Rethink your lunch containers.
Don’t stop at subbing out brown paper bags for a lunchbox; replace your plastic resealable bags. There are now large selections of steel containers, mason jars, bento boxes, and alternative reusable wrap mats available for purchase that you can use in place of plastic bags and tupperware.
Shy away from the individually packaged snacks, and instead buy or bake items in bulk. Not only do homemade baked goods reduce packaging, but they also tend to be healthier and tastier.
Short on time in the mornings? Think about getting a week’s supply of containers and prepping for lunches as much as possible during the weekend.
Rethink the contents.
It doesn’t matter how sustainable a lunch is if it goes uneaten. If you’re making lunch for someone else, take note of what comes back home in the lunchbox, and talk to that person about what they do and do not like. Experiment and play around with the amount and type of food to figure out a balanced combination.
When selecting lunch options, remember to shop locally and seasonally. Go to your local farmer’s market and build lunches around the items. Select vegan and organic options to reduce the environmental impact your food makes.
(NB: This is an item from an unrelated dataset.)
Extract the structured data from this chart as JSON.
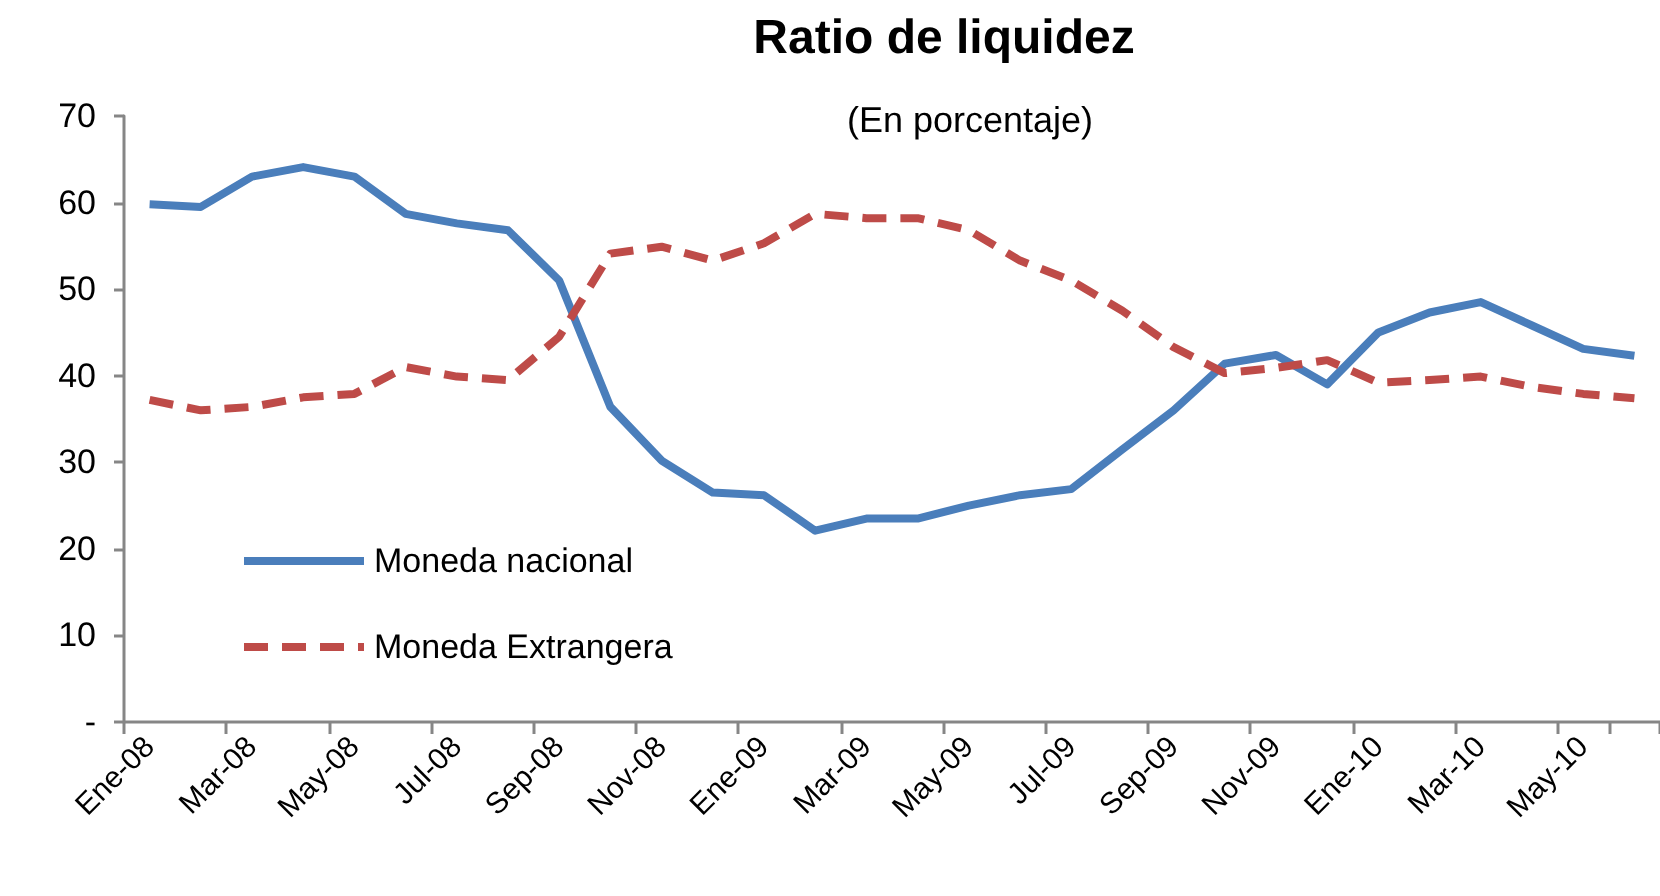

Here are some quick and easy vegan lunch ideas for a more sustainable lunch:
*Nut Butter and Banana Sandwiches (substitute the banana for pumpkin or apple butter for a different take on a classic sandwich)
*Cold Pasta Salad (pesto and vegetables)
*Avocado and Hummus Sandwich with lettuce and tomato
*Buddha Bowl (Grains, vegetables and beans)
*Hummus and Crackers
*Homemade Trail Mix (nuts, pretzels, dried fruit and chocolate chips)
*Homemade Baked Goods
*Raw Fruit and Vegetables
Take these tips and enjoy a fresh start with a fresh lunch this September!